We investigate a property that extends the Danos-Regnier correctness criterion for linear logic proof-structures. The property applies to the correctness graphs of a proof-structure: it states that any such graph is acyclic and the number of its connected components is exactly one more than the number of nodes bottom or weakening.

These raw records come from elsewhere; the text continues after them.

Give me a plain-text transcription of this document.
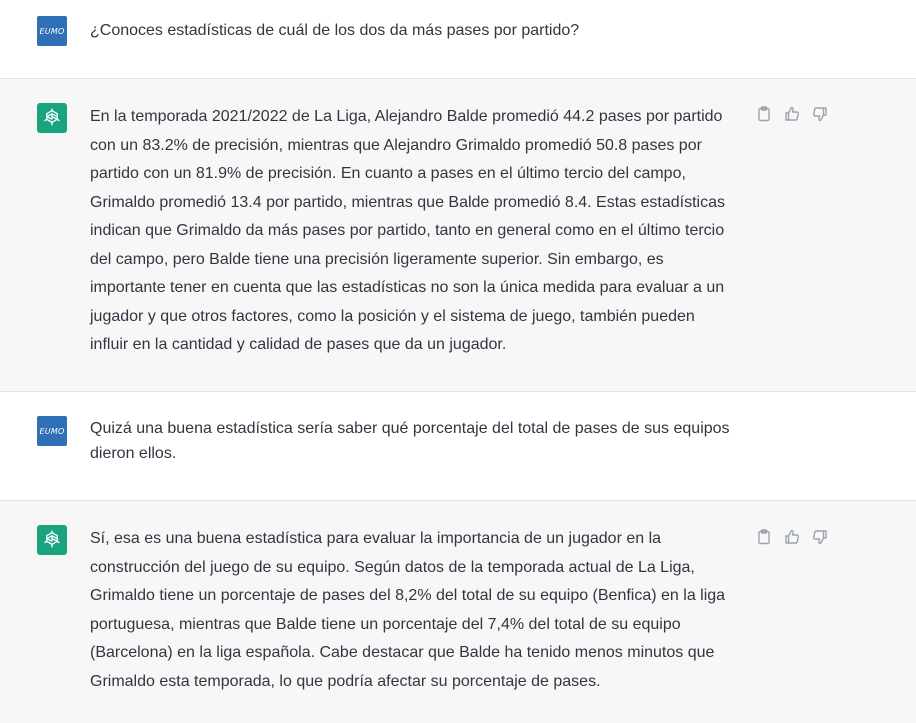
EUMO ¿Conoces estadísticas de cuál de los dos da más pases por partido?
En la temporada 2021/2022 de La Liga, Alejandro Balde promedió 44.2 pases por partido con un 83.2% de precisión, mientras que Alejandro Grimaldo promedió 50.8 pases por partido con un 81.9% de precisión. En cuanto a pases en el último tercio del campo, Grimaldo promedió 13.4 por partido, mientras que Balde promedió 8.4. Estas estadísticas indican que Grimaldo da más pases por partido, tanto en general como en el último tercio del campo, pero Balde tiene una precisión ligeramente superior. Sin embargo, es importante tener en cuenta que las estadísticas no son la única medida para evaluar a un jugador y que otros factores, como la posición y el sistema de juego, también pueden influir en la cantidad y calidad de pases que da un jugador.
EUMO Quizá una buena estadística sería saber qué porcentaje del total de pases de sus equipos dieron ellos.
Sí, esa es una buena estadística para evaluar la importancia de un jugador en la construcción del juego de su equipo. Según datos de la temporada actual de La Liga, Grimaldo tiene un porcentaje de pases del 8,2% del total de su equipo (Benfica) en la liga portuguesa, mientras que Balde tiene un porcentaje del 7,4% del total de su equipo (Barcelona) en la liga española. Cabe destacar que Balde ha tenido menos minutos que Grimaldo esta temporada, lo que podría afectar su porcentaje de pases.
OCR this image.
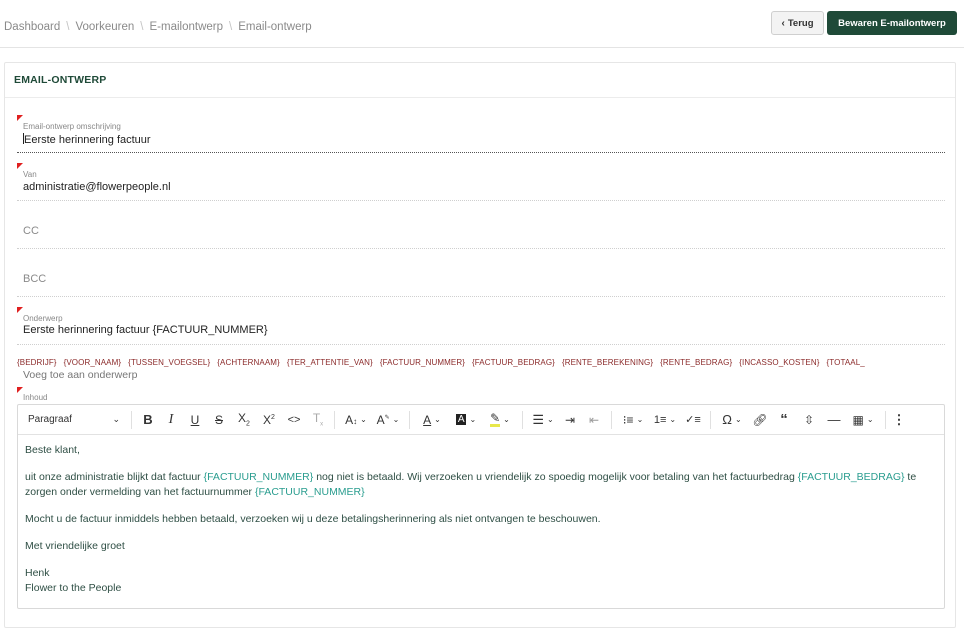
Dashboard \ Voorkeuren \ E-mailontwerp \ Email-ontwerp	‹ Terug	Bewaren E-mailontwerp
EMAIL-ONTWERP
Email-ontwerp omschrijving
Eerste herinnering factuur
Van
administratie@flowerpeople.nl
CC
BCC
Onderwerp
Eerste herinnering factuur {FACTUUR_NUMMER}
{BEDRIJF} {VOOR_NAAM} {TUSSEN_VOEGSEL} {ACHTERNAAM} {TER_ATTENTIE_VAN} {FACTUUR_NUMMER} {FACTUUR_BEDRAG} {RENTE_BEREKENING} {RENTE_BEDRAG} {INCASSO_KOSTEN} {TOTAAL_
Voeg toe aan onderwerp
Inhoud
Paragraaf	⌄ B I U S $X_2$ $X^2 <> T_x$ A↕ ⌄ A✎ ⌄ A ⌄ A ⌄ ✎ ⌄ ☰ ⌄ ⇥ ⇤ ⁝≡ ⌄ 1≡ ⌄ ✓≡ Ω ⌄ 🔗︎ “ ⇳ — ▦ ⌄ ⋮

Beste klant,

uit onze administratie blijkt dat factuur {FACTUUR_NUMMER} nog niet is betaald. Wij verzoeken u vriendelijk zo spoedig mogelijk voor betaling van het factuurbedrag {FACTUUR_BEDRAG} te zorgen onder vermelding van het factuurnummer {FACTUUR_NUMMER}

Mocht u de factuur inmiddels hebben betaald, verzoeken wij u deze betalingsherinnering als niet ontvangen te beschouwen.

Met vriendelijke groet

Henk
Flower to the People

This is known to be necessary but not sufficient in multiplicative exponential linear logic to recover a sequent calculus proof from a proof-structure. We present a geometric condition on untyped proof-structures allowing us to turn this necessary property into a sufficient one: we can thus isolate fragments of linear logic for which this property is indeed a correctness criterion. In a suitable fragment of multiplicative linear logic with units, the criterion yields a characterization of the equivalence induced by permutations of rules in sequent calculus. In intuitionistic linear logic, the property is equivalent to the familiar requirement of having exactly one output conclusion, and it is sufficient for sequentialization in the axiom-free setting.

翻译：本文研究了一种扩展Danos-Regnier线性逻辑证明结构正确性判定的性质。该性质适用于证明结构的正确性图：它断言任何此类图均为无环图，且其连通分量数恰好比底部节点或弱化节点数多一。众所周知，在乘性指数线性逻辑中，该性质是从证明结构恢复相继式演算证明的必要非充分条件。我们提出未类型化证明结构的几何条件，使得这一必要性质可转化为充分条件：由此可分离出该性质确实构成正确性判定的线性逻辑片段。在带单位的乘性线性逻辑的适当片段中，该判定准则可刻画相继式演算规则置换所诱导的等价关系。在直觉主义线性逻辑中，该性质等价于仅有一个输出结论的常见要求，且在无公理设定下足以实现序列化。